Running a Mac Mini (10.5.3) with an external Iomega hard drive connected via USB.

The hard drive has been formatted and assigned to Time Machine and backup works OK.

The problem I have is that whenever I restart/reboot the Mac Mini, the Iomega drive is no longer recognized/mounted by my system (no icon on desktop). The Iomega drive stays running since it has its own power switch. I need to power it down and then power up for it to be recognized again by OS X whenever I restart.

Why do I need to do this and is there any way that I can avoid having to power on and off to have the disk recognized ?

Any help/ideas would be gratefully appreciated !


----------



## VirtualTracy (Aug 8, 2008)

When you write that after a restart/reboot the ext drive is not recognised/mounted, have you looked in Disc Utility to see whether the drive is recognised even tho' there is no icon on your Desktop ....

I say that because there might be no need to power the drive down/up again ... I'm curious to know about the Disc Utility thing first ...


----------



## thylacine (Aug 8, 2008)

Thanks for your posting...

Bit of a Mac newbie (but after years of Microsoft it's nice to have a grown up operating system !!) so didn't go automatically to the Disk Utility.

Have now restarted and the disk icon did not appear on the desktop and also *DOES NOT* show in the disk utility when I reboot.

If I flick the power switch then the disk appears in Disk Utility.

What can I do to have the disk permanently recognized ?


----------



## VirtualTracy (Aug 8, 2008)

I've seen a workaround that required creating an Automator Application to:

_get the specific server (afp://10.0.1.1:548)
connect to the specific server_

You then need to add this application as a Login Item and the ext TM drive should mount each reboot.

BTW, how often do you reboot your Mac?  I leave mine running in one state or another pretty much 24/7.

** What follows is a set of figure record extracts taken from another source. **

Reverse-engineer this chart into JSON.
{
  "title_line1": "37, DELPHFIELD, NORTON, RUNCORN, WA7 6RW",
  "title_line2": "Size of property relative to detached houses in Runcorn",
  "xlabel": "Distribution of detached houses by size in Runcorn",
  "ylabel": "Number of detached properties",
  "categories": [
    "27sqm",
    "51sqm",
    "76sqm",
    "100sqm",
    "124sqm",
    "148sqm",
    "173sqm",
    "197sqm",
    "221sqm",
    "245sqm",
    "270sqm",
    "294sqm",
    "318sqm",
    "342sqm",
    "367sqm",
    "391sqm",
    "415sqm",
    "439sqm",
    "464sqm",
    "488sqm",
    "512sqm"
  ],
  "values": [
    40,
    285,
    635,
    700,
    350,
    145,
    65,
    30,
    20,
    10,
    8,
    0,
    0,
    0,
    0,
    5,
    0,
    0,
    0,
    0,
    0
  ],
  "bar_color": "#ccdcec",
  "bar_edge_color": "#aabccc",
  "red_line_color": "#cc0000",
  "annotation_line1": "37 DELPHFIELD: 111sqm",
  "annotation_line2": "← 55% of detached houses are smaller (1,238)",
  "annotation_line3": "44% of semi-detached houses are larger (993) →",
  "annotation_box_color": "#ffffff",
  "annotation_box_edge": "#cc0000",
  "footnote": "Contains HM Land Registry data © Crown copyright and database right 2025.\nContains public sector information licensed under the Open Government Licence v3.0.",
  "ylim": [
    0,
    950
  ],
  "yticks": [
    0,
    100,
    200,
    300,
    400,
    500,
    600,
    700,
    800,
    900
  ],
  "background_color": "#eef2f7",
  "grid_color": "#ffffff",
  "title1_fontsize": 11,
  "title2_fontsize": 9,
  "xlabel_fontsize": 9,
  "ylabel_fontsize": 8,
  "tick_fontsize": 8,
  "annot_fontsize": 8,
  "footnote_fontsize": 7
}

Apparantly, the iomega hd is one that seems to have this issue, according to *this*.

.


----------



## thylacine (Aug 8, 2008)

Yeah... I leave my Mac up most of the time so this is just a niggling problem that occurs every now and again ! I haven't got my head fully around securing/hardening my Mac and also we get some electrical storms so sometimes I take the thing down so it doesn't get zapped or hacked !!! When I think I've got it secure will leave it running.

I understand the concept of using Automator and creating a startup app but I can't AFP to a localhost ! What about a mount shell script ? Is there another way to do this or am I  missing something with AFP ? Of course the external disk drive will have my local IP address.


----------